Mr Fish commented that there are not many votes in international development, but that is not my experience as a politician, given Scotland’s stance on the matter at church hustings and so on. According to the excellent work that is done by the Scotland Malawi Partnership, tens of thousands of people in Scotland are involved in raising money for Malawi, visiting schools all over Scotland and so on. We need only think of Mary’s Meals and the young lady who blogged about her school dinners to see the incredible amount of interest that exists in Scotland in taking forward international development and being on the world stage on the issue.
Finally, I call Willie Coffey.
Thanks very much, convener.
I am sorry, Mr Coffey, but we have already stretched the extra time that we managed to secure for the discussion.
One of the disadvantages of sitting away down on the left-hand side is that you cannot attract the convener’s attention.
As colleagues have made a number of the points that I wanted to make and given where we are in the discussion, I will make just three brief comments. First, I am pleased by the Scottish Government’s commitment to enshrine the 0.7 per cent spend on international development in legislation. As members pointed out, it could have a value of around £1 billion a year. I certainly do not see any commitment from the UK Government to maintain that level of investment—indeed, someone said that it has just managed to reach that level after 40 or 50 years. If that is an example of leadership, I hope that it is not one that an independent Scotland will follow; I hope that we can reach that point much more quickly.
Secondly, I think that Mr Fish got the wrong end of the stick. This is not about bigness; it is about leadership, which can be adequately demonstrated by even the smallest countries, particularly in Europe. For example, Luxembourg lives up to its obligations and meets commitments commensurate to its size; in fact, its contribution exceeds the UK’s.
There is no time left, convener, but I also wanted to open up a wee chat about the connection between aid, international development and the debt relief cycle and about how we might break that cycle. It seems to me—and, perhaps, to people on the outside—that we donate money through international commitments only to get it back in debt repayments. Dr Anderson said that Jamaica pays 50 cents in the dollar in debt, which is just ridiculous. Questions for a future discussion would be how we break that cycle, who should get together to examine issues such as debt relief, unfair debt and so on, what the practical impacts might be for countries that are suffering from that debt and how we might best advantage them to take their futures into their own hands.
Does anyone have a quick comment on that point?
I have a comment, convener, but it is not on that point.

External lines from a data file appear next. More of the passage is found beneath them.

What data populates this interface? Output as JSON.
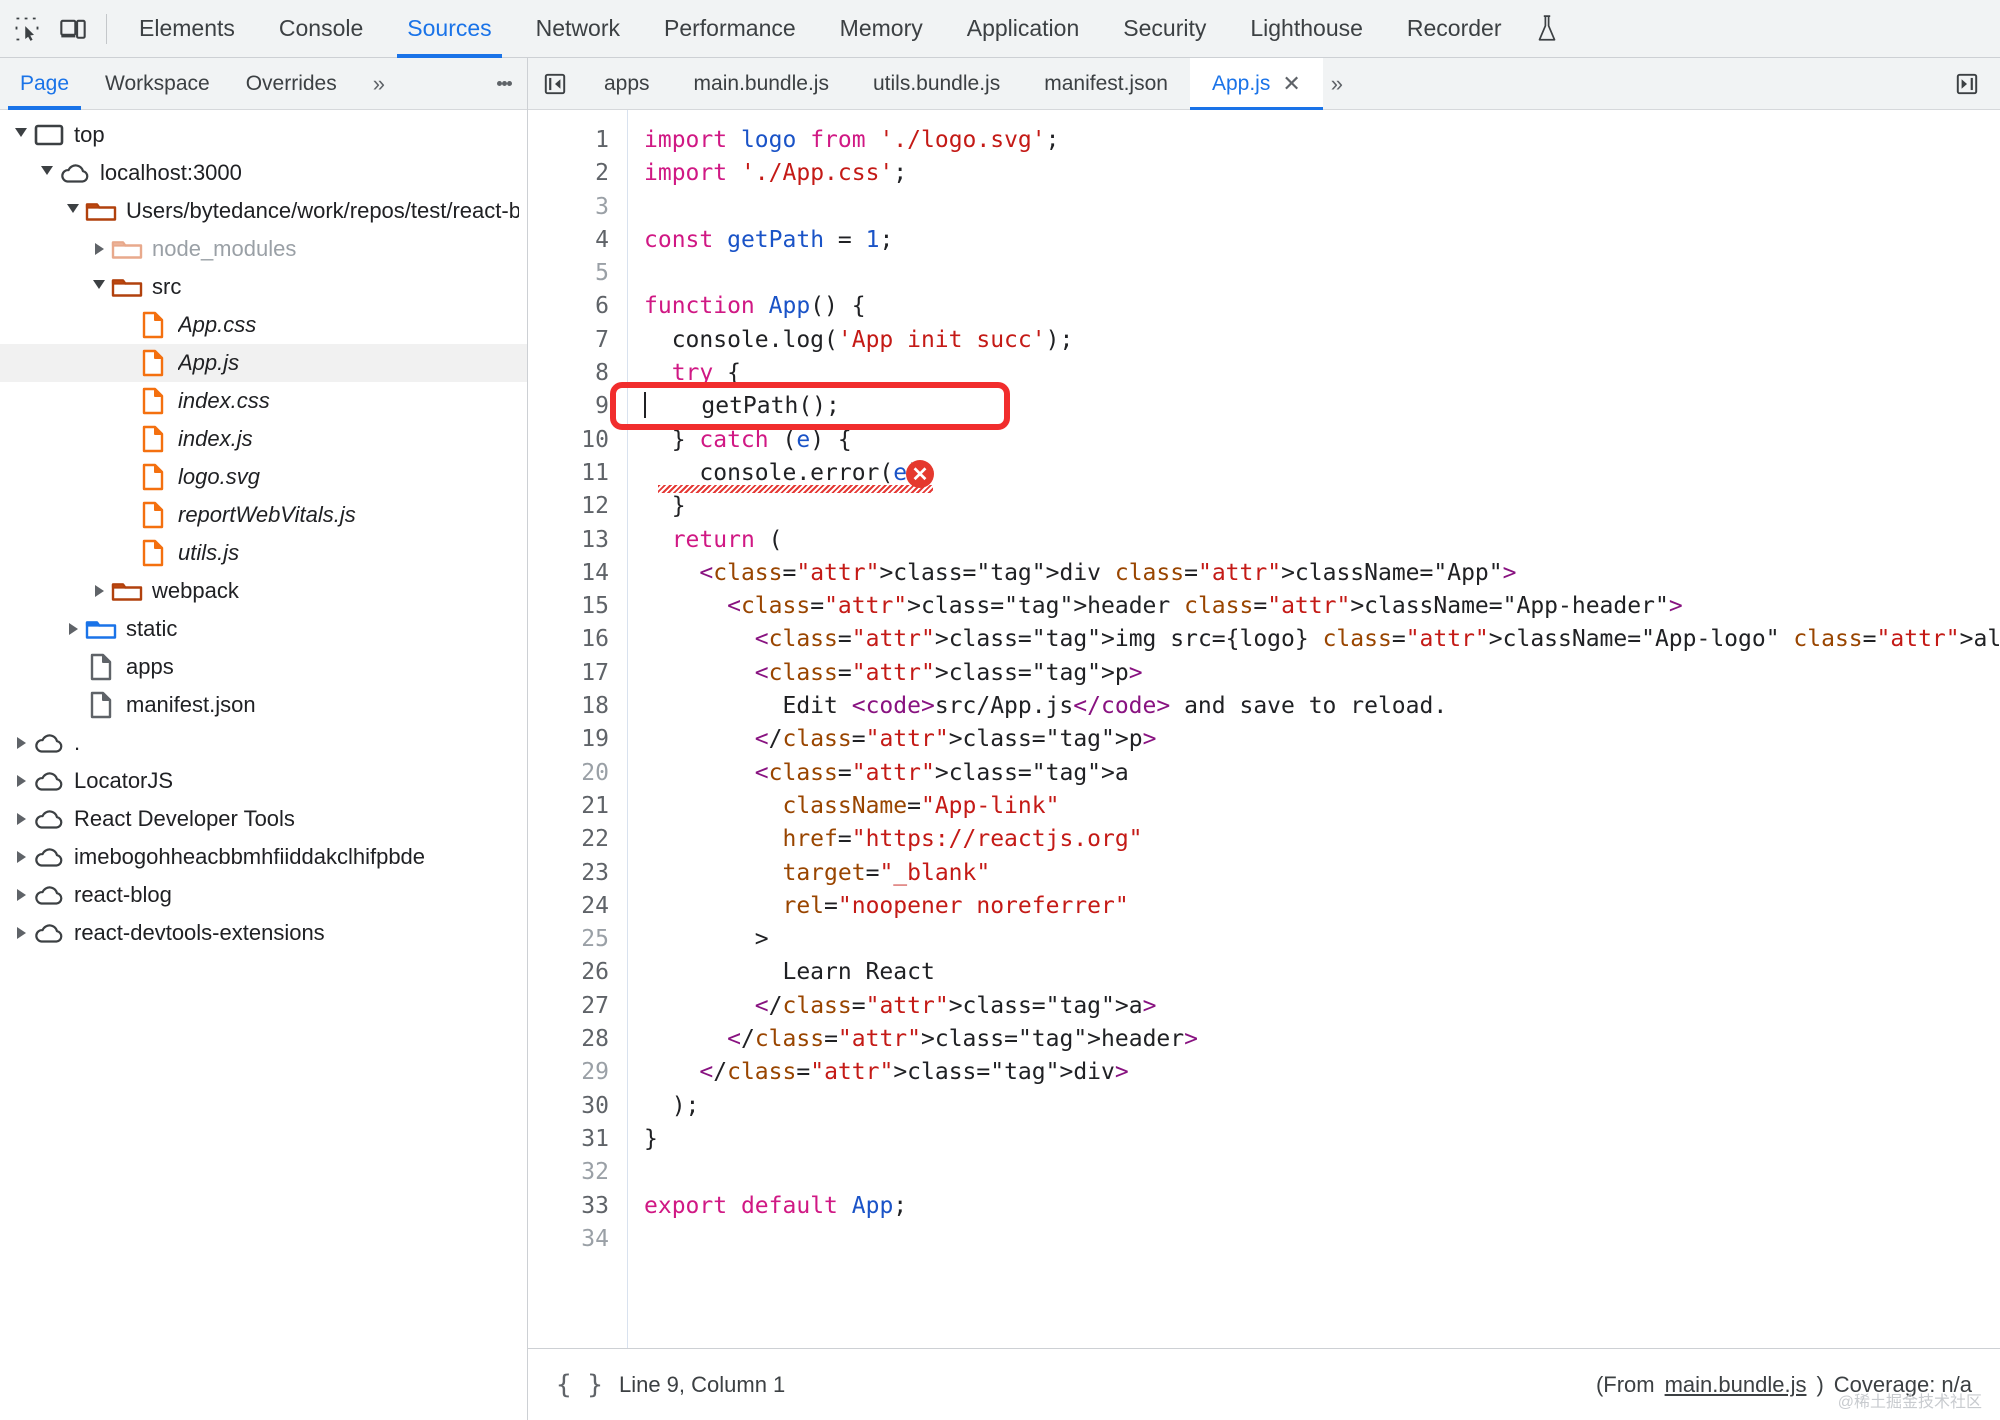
{
  "devtools": {
    "panel_tabs": [
      {
        "label": "Elements",
        "active": false
      },
      {
        "label": "Console",
        "active": false
      },
      {
        "label": "Sources",
        "active": true
      },
      {
        "label": "Network",
        "active": false
      },
      {
        "label": "Performance",
        "active": false
      },
      {
        "label": "Memory",
        "active": false
      },
      {
        "label": "Application",
        "active": false
      },
      {
        "label": "Security",
        "active": false
      },
      {
        "label": "Lighthouse",
        "active": false
      },
      {
        "label": "Recorder",
        "active": false
      }
    ],
    "inspect_icon": "inspect-element-icon",
    "device_icon": "device-toolbar-icon",
    "recorder_icon": "flask-experiment-icon",
    "dock_icon": "dock-side-icon"
  },
  "navigator": {
    "tabs": [
      {
        "label": "Page",
        "active": true
      },
      {
        "label": "Workspace",
        "active": false
      },
      {
        "label": "Overrides",
        "active": false
      }
    ],
    "more_label": "»",
    "menu_icon": "more-options-kebab-icon",
    "tree": [
      {
        "label": "top",
        "indent": 0,
        "arrow": "open",
        "icon": "frame-icon",
        "italic": false,
        "dim": false,
        "selected": false
      },
      {
        "label": "localhost:3000",
        "indent": 1,
        "arrow": "open",
        "icon": "cloud-icon",
        "italic": false,
        "dim": false,
        "selected": false
      },
      {
        "label": "Users/bytedance/work/repos/test/react-b",
        "indent": 2,
        "arrow": "open",
        "icon": "folder-orange-icon",
        "italic": false,
        "dim": false,
        "selected": false
      },
      {
        "label": "node_modules",
        "indent": 3,
        "arrow": "closed",
        "icon": "folder-faded-icon",
        "italic": false,
        "dim": true,
        "selected": false
      },
      {
        "label": "src",
        "indent": 3,
        "arrow": "open",
        "icon": "folder-orange-icon",
        "italic": false,
        "dim": false,
        "selected": false
      },
      {
        "label": "App.css",
        "indent": 4,
        "arrow": "none",
        "icon": "file-orange-icon",
        "italic": true,
        "dim": false,
        "selected": false
      },
      {
        "label": "App.js",
        "indent": 4,
        "arrow": "none",
        "icon": "file-orange-icon",
        "italic": true,
        "dim": false,
        "selected": true
      },
      {
        "label": "index.css",
        "indent": 4,
        "arrow": "none",
        "icon": "file-orange-icon",
        "italic": true,
        "dim": false,
        "selected": false
      },
      {
        "label": "index.js",
        "indent": 4,
        "arrow": "none",
        "icon": "file-orange-icon",
        "italic": true,
        "dim": false,
        "selected": false
      },
      {
        "label": "logo.svg",
        "indent": 4,
        "arrow": "none",
        "icon": "file-orange-icon",
        "italic": true,
        "dim": false,
        "selected": false
      },
      {
        "label": "reportWebVitals.js",
        "indent": 4,
        "arrow": "none",
        "icon": "file-orange-icon",
        "italic": true,
        "dim": false,
        "selected": false
      },
      {
        "label": "utils.js",
        "indent": 4,
        "arrow": "none",
        "icon": "file-orange-icon",
        "italic": true,
        "dim": false,
        "selected": false
      },
      {
        "label": "webpack",
        "indent": 3,
        "arrow": "closed",
        "icon": "folder-orange-icon",
        "italic": false,
        "dim": false,
        "selected": false
      },
      {
        "label": "static",
        "indent": 2,
        "arrow": "closed",
        "icon": "folder-blue-icon",
        "italic": false,
        "dim": false,
        "selected": false
      },
      {
        "label": "apps",
        "indent": 2,
        "arrow": "none",
        "icon": "file-gray-icon",
        "italic": false,
        "dim": false,
        "selected": false
      },
      {
        "label": "manifest.json",
        "indent": 2,
        "arrow": "none",
        "icon": "file-gray-icon",
        "italic": false,
        "dim": false,
        "selected": false
      },
      {
        "label": ".",
        "indent": 0,
        "arrow": "closed",
        "icon": "cloud-icon",
        "italic": false,
        "dim": false,
        "selected": false
      },
      {
        "label": "LocatorJS",
        "indent": 0,
        "arrow": "closed",
        "icon": "cloud-icon",
        "italic": false,
        "dim": false,
        "selected": false
      },
      {
        "label": "React Developer Tools",
        "indent": 0,
        "arrow": "closed",
        "icon": "cloud-icon",
        "italic": false,
        "dim": false,
        "selected": false
      },
      {
        "label": "imebogohheacbbmhfiiddakclhifpbde",
        "indent": 0,
        "arrow": "closed",
        "icon": "cloud-icon",
        "italic": false,
        "dim": false,
        "selected": false
      },
      {
        "label": "react-blog",
        "indent": 0,
        "arrow": "closed",
        "icon": "cloud-icon",
        "italic": false,
        "dim": false,
        "selected": false
      },
      {
        "label": "react-devtools-extensions",
        "indent": 0,
        "arrow": "closed",
        "icon": "cloud-icon",
        "italic": false,
        "dim": false,
        "selected": false
      }
    ]
  },
  "editor": {
    "back_icon": "navigate-back-icon",
    "forward_icon": "navigate-forward-icon",
    "file_tabs": [
      {
        "label": "apps",
        "active": false,
        "closable": false
      },
      {
        "label": "main.bundle.js",
        "active": false,
        "closable": false
      },
      {
        "label": "utils.bundle.js",
        "active": false,
        "closable": false
      },
      {
        "label": "manifest.json",
        "active": false,
        "closable": false
      },
      {
        "label": "App.js",
        "active": true,
        "closable": true
      }
    ],
    "close_label": "✕",
    "tabs_more_label": "»",
    "line_numbers": [
      1,
      2,
      3,
      4,
      5,
      6,
      7,
      8,
      9,
      10,
      11,
      12,
      13,
      14,
      15,
      16,
      17,
      18,
      19,
      20,
      21,
      22,
      23,
      24,
      25,
      26,
      27,
      28,
      29,
      30,
      31,
      32,
      33,
      34
    ],
    "current_line": 9,
    "highlight_note": "red annotation box around line 9",
    "error_marker": "error-x-icon",
    "code_lines": [
      "import logo from './logo.svg';",
      "import './App.css';",
      "",
      "const getPath = 1;",
      "",
      "function App() {",
      "  console.log('App init succ');",
      "  try {",
      "    getPath();",
      "  } catch (e) {",
      "    console.error(e);",
      "  }",
      "  return (",
      "    <div className=\"App\">",
      "      <header className=\"App-header\">",
      "        <img src={logo} className=\"App-logo\" alt=\"logo\" />",
      "        <p>",
      "          Edit <code>src/App.js</code> and save to reload.",
      "        </p>",
      "        <a",
      "          className=\"App-link\"",
      "          href=\"https://reactjs.org\"",
      "          target=\"_blank\"",
      "          rel=\"noopener noreferrer\"",
      "        >",
      "          Learn React",
      "        </a>",
      "      </header>",
      "    </div>",
      "  );",
      "}",
      "",
      "export default App;",
      ""
    ]
  },
  "statusbar": {
    "format_icon": "pretty-print-braces-icon",
    "position": "Line 9, Column 1",
    "from_prefix": "(From ",
    "from_file": "main.bundle.js",
    "from_suffix": ")",
    "coverage": "Coverage: n/a",
    "watermark": "@稀土掘金技术社区"
  },
  "colors": {
    "accent": "#1a73e8",
    "toolbar_bg": "#f1f3f4",
    "highlight_red": "#f12d2d",
    "error_red": "#e5392e",
    "keyword": "#d01884",
    "string": "#c41a16",
    "identifier": "#1a53c7",
    "tag": "#881280",
    "attribute": "#994500",
    "folder_orange": "#d2500f",
    "folder_blue": "#1a73e8"
  }
}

I am sorry, but we really are out of time. It would be great to spend much more time on the matter, but we have other items on our agenda and we need to deal with them. However, we will continue these one-off inquiries until the end of June, so if you feel that we have not covered anything that you were keen to discuss, please send us your comments. After all, every single piece of evidence that we get is valuable and relevant, and we might have missed a whole range of issues. I hope that we have not, and I think that we covered all the main points, but if you think that we missed anything that would help our deliberations, it would be helpful if you could let us know.
On behalf of the committee, I thank everyone for their participation and their very interesting and relevant evidence. We could have discussed the matter for hours, and we might have other opportunities to do so. We certainly look forward to working with all of you in the future.
I suspend the meeting for 10 minutes. I ask members to be back in their seats by 11.05.